Though I’ve always been interested in natural building, sometimes it takes an expert to convince naysayers that a straw bale home is worth the mud it’s stacked with. Bruce King is a structural engineer and does research on natural building. He says the straw bale model, started 120 years ago in Nebraska, just makes sense. “It’s the best insulation you can get and you don’t have to buy (foreign) oil to make your insulation. You can buy it from the farmer next door. Farmers are growing more than food and they don’t even know it.”

The Community Rebuilds method works because of a few moving parts. Applicants get a loan through USDA Rural Development and work with the nonprofit and interns to complete their homes. It’s a version of the Mutual Self-Help Housing Program unique to Community Rebuilds and championed by the desire of each organization to make affordable housing possible. In addition to interns working the build site, the homeowners themselves put in a percentage of the work and learn about building along the way. “I’ve learned tons!” says Heather, “I’ve learned how to work tools, I’ve learned how to plaster…I just can’t imagine a better program out there.”

I couldn’t agree more.
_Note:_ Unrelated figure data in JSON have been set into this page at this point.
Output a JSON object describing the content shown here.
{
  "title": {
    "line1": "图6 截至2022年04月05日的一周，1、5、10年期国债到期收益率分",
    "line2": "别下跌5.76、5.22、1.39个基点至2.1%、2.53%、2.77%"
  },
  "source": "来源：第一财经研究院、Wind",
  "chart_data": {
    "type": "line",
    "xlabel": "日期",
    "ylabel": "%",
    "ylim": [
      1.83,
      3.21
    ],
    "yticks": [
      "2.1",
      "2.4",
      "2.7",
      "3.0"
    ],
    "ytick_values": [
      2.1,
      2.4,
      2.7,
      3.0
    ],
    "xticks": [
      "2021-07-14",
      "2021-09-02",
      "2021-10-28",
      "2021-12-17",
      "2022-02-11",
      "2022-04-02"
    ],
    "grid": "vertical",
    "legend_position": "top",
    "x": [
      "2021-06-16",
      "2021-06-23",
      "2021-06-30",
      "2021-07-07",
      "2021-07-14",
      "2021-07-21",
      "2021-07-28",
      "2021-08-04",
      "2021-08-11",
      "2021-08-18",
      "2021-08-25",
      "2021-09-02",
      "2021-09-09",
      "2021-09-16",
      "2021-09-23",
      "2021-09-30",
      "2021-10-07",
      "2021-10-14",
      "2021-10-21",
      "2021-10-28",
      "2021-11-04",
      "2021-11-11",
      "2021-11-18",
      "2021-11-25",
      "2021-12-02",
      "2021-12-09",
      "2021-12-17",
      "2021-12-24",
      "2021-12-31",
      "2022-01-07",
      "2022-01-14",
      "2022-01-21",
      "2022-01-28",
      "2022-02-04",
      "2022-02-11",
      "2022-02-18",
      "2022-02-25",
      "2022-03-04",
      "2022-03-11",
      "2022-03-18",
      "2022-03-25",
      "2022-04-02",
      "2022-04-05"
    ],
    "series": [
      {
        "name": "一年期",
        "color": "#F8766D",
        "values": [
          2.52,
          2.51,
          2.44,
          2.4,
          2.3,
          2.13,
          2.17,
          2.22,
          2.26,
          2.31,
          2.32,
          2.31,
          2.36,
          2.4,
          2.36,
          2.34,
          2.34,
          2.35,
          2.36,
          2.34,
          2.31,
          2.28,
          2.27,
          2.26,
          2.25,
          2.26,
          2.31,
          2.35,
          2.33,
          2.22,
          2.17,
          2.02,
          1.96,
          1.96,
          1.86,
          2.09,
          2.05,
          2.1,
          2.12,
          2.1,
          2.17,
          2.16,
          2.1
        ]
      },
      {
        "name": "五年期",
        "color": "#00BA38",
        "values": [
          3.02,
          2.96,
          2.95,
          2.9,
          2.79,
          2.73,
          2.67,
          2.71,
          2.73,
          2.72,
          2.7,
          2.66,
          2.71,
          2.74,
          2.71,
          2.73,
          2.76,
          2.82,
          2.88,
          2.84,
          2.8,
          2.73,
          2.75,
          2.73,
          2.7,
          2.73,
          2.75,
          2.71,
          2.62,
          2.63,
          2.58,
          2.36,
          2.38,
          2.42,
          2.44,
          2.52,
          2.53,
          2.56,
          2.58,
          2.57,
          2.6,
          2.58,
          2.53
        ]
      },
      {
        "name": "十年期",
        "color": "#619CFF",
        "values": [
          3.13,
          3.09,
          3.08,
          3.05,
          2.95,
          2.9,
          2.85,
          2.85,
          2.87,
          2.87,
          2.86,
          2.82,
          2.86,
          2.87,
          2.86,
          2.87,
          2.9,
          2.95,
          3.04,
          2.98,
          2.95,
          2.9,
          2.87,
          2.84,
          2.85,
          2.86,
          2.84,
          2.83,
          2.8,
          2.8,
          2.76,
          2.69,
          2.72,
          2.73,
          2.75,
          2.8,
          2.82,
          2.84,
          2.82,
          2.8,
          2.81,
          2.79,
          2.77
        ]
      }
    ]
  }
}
Our partnership has made our goal of improving the lives of rural Americans achievable. It’s evident when new homeowners like Heather say she’s confident in her home. “I feel like I’m one of the luckiest people,” Heather said. “I have a house that’s built with love from all the interns that I got to custom design and it’s affordable.”

Lynn Chenard in front of her new home
Lynn Chenard finished her self-help straw bale home with the assistance of local nonprofit Community Rebuilds and 16 interns working for six months to learn the natural building process.